Dominique Strauss-Kahn resigned as head of the IMF, saying he needed to devote all his energy to fight charges that he sexually assaulted a hotel maid.
His arrest after he was pulled from a plane in New York on Saturday dashes Strauss-Kahn’s prospects of running for the French presidency next year and has sparked debate over the more than 60-year tradition that a European is appointed as the head of the fund.
“I deny with the greatest possible firmness all of the allegations that have been made against me,” Strauss-Kahn said in his letter of resignation, released by the IMF and dated Wednesday. “I want to devote all my strength, all my time and all my energy to proving my innocence.”
The former French finance minister was scheduled yesterday to make his second request to be allowed out of jail on US$1 million cash bail and be placed under 24-hour house arrest until his trial.
He is being held in New York’s Rikers Island jail.
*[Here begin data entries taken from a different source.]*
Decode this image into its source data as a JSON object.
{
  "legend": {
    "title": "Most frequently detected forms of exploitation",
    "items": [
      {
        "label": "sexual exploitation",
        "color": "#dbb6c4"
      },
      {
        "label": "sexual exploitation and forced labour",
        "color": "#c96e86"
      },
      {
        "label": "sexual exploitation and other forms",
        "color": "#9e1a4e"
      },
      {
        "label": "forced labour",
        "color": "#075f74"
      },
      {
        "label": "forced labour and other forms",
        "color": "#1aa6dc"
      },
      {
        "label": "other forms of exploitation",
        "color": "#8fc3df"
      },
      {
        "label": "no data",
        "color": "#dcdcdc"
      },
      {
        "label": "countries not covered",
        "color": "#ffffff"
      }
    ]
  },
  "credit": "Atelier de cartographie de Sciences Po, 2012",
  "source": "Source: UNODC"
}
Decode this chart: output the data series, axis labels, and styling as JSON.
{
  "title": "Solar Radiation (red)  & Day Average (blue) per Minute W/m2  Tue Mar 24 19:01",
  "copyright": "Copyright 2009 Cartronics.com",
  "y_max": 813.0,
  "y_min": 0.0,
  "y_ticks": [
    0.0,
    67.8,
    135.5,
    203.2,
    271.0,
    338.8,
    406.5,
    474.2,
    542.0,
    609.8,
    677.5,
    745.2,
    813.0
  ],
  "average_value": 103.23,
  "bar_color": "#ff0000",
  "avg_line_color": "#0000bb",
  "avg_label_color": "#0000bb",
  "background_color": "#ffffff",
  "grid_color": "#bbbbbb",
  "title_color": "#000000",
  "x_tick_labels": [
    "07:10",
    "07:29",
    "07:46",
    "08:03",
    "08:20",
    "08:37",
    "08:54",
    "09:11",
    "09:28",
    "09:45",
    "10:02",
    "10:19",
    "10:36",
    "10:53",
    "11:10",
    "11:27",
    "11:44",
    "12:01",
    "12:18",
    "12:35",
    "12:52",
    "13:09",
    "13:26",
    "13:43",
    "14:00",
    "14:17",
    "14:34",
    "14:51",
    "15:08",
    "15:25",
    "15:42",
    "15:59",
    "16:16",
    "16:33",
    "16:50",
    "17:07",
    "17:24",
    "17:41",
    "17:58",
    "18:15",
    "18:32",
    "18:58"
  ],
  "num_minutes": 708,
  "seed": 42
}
“Yes, there will definitely be a bail hearing tomorrow,” Manhattan District Attorney’s Office spokeswoman Erin Duggan said on Wednesday.
A police mug shot of Strauss-Kahn, 62, taken more than 24 hours after he was detained, showed him exhausted, his eyes downcast and half-closed and wearing a rumpled, open-neck shirt.
The photograph is likely to fuel outrage in France over the way the man seen as a strong contender for the presidency was paraded before the cameras in what is called the “perp walk.”
Polls released in France on Wednesday showed 57 percent of respondents thought the Socialist politician was definitely, or probably, the victim of a plot.
The woman Strauss-Kahn allegedly tried to rape, a 32-year-old widow from West Africa, testified on Wednesday before a grand jury. It will decide in secret whether there is enough evidence to formally press charges with an indictment.
New details have emerged about the sequence of events surrounding the alleged attack.
Strauss-Kahn left the Sofitel near Times Square in Manhattan at about 12:30pm on Saturday and about an hour later, hotel security called police to report an alleged sexual assault, a law enforcement source said.
New York investigators are questioning why officials at the hotel waited an hour to call police after the IMF chief had left in a hurry.
He has been charged with attempted rape, sexual abuse, a criminal sexual act, unlawful imprisonment and forcible touching. If convicted, he could face 25 years in prison.
The woman he is accused of assaulting is an asylum seeker from Guinea with a 15-year-old daughter.
In the only public hint of Strauss-Kahn’s possible line of defense, his attorney Benjamin Brafman told his arraignment hearing on Monday that the evidence “will not be consistent with a forcible encounter.”
Any trial could be six months or more away.
Stauss-Kahn’s resignation will intensify the debate over who should next lead the IMF and whether it is time to ditch the tradition, in place since it was set up in 1945, of having a European as managing director.
Emerging market economies, which are already demanding a greater say in how the IMF is run, have also been pressing their case for the global economy’s financial manager to be drawn from their ranks.
China, Brazil and South Africa have all suggested a new approach to selecting the next managing director. Mexico and Japan called for an open process.
“As agreed at G20, heads of international financial organizations and senior leaders should be chosen based on their ability through an open and transparent process, so I think a suitable person should be chosen through such a process,” Japanese Finance Minister Yoshihiko Noda said after Strauss-Kahn’s resignation.
Strauss-Kahn’s departure comes at a sensitive time given the IMF’s dominant role in helping eurozone states such as Greece, Ireland and Portugal deal with massive debt problems.
Europeans argue that because of the eurozone debt crisis it makes sense for them to retain the post.
John Lipsky, the IMF’s No. 2, is acting managing director until the executive board selects a successor to Strauss-Kahn.